What we’ve been doing with dairy cows through EADD, we are adapting to goats in Nepal, one of the least developed countries in the world. For years Nepal has largely imported both live goats and milk to meet the country’s protein demands. Considering 75 percent of Nepal’s population works in agriculture, however, there is a lot of potential for the country’s smallholder farmers to put production and income back into their hands, which Heifer is helping them do through our Strengthening Livestock Value Chain (SLVC) project.

Heifer and local partners are training participants in improved animal management techniques and helping farmers form trade alliances. By working in community groups and cooperatives, farmers can better connect with the formal goat and milk markets.

By 2016, SLVC will:

  • Work with 138,000 smallholder farmers
  • Reduce goat imports by 30 percent
  • Reduce milk imports by 10 percent

By 2023, SLVC will:

  • Work with 500,000 smallholder farmers
  • Increase family income to $2,500-$4,000 per year
  • Supply 900,000 meat goats per year to markets, reducing imports by 50 percent
  • Supply 100,000 liters of milk per day to markets, reducing imports by 25 percent

In this video, Heifer International Vice President of Asia/South Pacific program explains how new rapid expansion methods and connecting smallholder farmers to markets will make significant strides in ending hunger and poverty in Nepal and enabling smallholder farmers to meet the country’s needs for milk and meat. 
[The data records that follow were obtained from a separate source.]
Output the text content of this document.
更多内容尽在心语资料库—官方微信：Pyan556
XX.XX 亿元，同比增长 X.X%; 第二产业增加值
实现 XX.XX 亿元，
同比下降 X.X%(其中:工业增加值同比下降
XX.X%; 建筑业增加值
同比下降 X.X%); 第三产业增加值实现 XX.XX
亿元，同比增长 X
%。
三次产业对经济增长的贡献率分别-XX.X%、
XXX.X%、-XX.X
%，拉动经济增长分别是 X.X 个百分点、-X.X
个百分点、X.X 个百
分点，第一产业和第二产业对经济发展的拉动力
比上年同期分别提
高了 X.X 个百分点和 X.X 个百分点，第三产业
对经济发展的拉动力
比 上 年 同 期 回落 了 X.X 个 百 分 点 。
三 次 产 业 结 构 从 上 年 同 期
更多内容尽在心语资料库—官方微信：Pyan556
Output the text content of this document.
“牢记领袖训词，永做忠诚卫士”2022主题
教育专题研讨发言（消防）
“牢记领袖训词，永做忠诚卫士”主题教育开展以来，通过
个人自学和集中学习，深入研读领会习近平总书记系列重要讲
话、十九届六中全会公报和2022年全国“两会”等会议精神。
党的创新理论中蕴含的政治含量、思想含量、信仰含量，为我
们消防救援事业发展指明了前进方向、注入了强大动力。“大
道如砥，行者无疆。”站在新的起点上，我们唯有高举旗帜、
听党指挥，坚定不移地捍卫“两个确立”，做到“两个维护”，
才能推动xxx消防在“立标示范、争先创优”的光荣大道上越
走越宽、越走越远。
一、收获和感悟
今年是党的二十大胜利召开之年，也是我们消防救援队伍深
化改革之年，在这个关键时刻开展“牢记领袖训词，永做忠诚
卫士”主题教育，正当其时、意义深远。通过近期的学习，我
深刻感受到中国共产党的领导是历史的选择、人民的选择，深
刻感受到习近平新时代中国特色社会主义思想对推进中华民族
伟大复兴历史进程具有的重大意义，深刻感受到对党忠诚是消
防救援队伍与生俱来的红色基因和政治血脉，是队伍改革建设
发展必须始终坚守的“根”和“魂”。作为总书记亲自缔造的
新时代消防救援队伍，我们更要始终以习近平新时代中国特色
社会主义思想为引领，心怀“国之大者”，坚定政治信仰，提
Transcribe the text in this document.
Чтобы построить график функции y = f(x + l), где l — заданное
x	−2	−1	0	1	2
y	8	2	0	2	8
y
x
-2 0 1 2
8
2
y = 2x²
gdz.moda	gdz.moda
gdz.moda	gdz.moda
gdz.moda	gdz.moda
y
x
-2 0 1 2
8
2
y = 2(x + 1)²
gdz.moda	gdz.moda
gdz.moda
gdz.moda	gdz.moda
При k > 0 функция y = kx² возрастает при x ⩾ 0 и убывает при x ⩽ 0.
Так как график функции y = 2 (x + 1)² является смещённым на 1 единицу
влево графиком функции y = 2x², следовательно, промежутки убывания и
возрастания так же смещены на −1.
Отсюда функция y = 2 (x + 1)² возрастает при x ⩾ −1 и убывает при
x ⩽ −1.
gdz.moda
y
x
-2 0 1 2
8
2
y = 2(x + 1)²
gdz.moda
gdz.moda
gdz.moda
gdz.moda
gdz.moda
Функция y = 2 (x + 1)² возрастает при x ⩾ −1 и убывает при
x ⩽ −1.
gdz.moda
Historically Heifer International has focused on empowering smallholder farmers to feed their own families and, in times of surplus, their villages and communities. By expanding on our successful model and connecting farmers to formal markets, we now empower them to meet the demands of their country and region, shaping entire industries to benefit, rather than exploit, them along the way.

Through improved goat production and an innovative spin on Passing on the Gift®, Heifer's signature Smallholder Livestock Value Chain Project will empower 140,000 families in Nepal to improve their lives.